Schools such as Edison Elementary School, in Port Chester, New York, Henshaw Middle School, in Modesto, California, or Boston's Fenway High School provide proof that it is possible to educate poor children of color. These schools don't possess a secret curriculum or extra resources; what sets them apart and makes them unique is the dedication and commitment of the educators who work there and the purposeful approach they take in meeting the needs of the students they serve.
Of course, there is more to it than that. In the best schools, where all children achieve regardless of race or class, several strategies are typically in place, including a commitment to engage parents as partners in the educational process, a plan that details explicit roles and responsibilities for parents and educators, strong instructional leadership focused on a coherent program for curriculum and instruction that teachers support and follow. Also present is a willingness to evaluate interventions and reforms to ensure quality control, a recognition that discipline practices must be linked to educational goals and must always aim to reconnect troubled students to learning, and a commitment to finding ways to meet the nonacademic needs of poor students.
You could add to the list, but these are the main strategies identified in the research literature. And when this combination of ingredients can be brought together on a sustained basis, it is amazing what poor and disadvantaged children can accomplish.

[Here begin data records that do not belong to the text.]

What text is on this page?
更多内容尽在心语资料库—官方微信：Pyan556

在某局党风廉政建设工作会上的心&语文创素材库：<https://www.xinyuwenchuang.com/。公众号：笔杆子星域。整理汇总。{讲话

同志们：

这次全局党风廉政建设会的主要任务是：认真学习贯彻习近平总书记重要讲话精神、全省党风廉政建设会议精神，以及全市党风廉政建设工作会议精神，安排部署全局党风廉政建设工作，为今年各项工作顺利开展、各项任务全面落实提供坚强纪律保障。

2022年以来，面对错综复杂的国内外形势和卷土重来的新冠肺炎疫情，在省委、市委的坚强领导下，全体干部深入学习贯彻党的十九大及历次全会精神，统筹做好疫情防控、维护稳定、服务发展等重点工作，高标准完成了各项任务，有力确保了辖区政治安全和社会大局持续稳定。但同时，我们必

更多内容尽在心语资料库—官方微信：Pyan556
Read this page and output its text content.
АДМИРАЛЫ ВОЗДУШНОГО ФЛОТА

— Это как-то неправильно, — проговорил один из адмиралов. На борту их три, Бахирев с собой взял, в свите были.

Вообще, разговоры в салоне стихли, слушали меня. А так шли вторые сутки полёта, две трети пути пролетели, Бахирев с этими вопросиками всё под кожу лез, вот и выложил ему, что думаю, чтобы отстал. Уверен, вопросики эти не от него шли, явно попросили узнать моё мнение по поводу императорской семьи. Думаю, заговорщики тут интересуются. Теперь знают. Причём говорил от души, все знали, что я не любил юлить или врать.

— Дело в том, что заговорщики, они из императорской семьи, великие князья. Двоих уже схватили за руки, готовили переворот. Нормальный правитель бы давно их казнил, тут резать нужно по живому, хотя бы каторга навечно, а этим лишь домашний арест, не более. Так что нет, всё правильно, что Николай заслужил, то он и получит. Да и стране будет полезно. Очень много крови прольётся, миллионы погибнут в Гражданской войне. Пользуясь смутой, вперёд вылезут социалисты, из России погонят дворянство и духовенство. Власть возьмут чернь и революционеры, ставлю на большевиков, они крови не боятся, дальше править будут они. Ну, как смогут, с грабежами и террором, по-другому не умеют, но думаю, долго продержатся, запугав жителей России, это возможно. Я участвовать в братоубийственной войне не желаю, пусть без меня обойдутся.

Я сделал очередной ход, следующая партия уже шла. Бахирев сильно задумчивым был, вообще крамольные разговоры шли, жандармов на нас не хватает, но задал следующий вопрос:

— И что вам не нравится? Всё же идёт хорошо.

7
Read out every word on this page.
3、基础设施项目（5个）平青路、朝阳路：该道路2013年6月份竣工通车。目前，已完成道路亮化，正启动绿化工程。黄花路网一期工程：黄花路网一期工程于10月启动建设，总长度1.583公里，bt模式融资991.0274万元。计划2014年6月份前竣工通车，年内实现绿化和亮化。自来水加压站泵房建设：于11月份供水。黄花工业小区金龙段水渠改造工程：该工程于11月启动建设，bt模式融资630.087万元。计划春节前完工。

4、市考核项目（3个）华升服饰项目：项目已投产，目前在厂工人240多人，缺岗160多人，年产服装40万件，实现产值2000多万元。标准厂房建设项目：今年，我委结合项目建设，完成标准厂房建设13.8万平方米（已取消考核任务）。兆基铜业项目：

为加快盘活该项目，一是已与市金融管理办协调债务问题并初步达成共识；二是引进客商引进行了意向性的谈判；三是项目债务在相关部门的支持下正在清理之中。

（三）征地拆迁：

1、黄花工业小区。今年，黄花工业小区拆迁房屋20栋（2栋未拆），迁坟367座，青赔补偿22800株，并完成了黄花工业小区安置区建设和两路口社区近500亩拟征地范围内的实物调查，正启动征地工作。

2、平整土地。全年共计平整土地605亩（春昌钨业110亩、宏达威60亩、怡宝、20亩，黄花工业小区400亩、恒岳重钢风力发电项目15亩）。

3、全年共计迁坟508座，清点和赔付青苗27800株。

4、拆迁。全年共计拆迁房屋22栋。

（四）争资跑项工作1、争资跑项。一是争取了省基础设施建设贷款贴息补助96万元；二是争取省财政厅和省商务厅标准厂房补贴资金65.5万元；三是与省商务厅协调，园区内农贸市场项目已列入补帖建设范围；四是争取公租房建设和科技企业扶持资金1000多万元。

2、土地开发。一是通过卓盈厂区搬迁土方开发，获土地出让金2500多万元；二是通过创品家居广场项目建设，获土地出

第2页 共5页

Ultimately, it is the beliefs of educators that determine whether gaps in achievement will close. Where educators refuse to blame others for low achievement and accept responsibility for their role in student accomplishment -- or lack of it -- children benefit. Kids know when the adults who teach them care about and believe in them. They respond by displaying the qualities so essential to school success: self-motivation, self-discipline, and resilience. The fact that schools such as Edison, Henshaw, and Fenway are able to produce such students is further proof that the problem is not the kids or their parents, but the schools we send them to.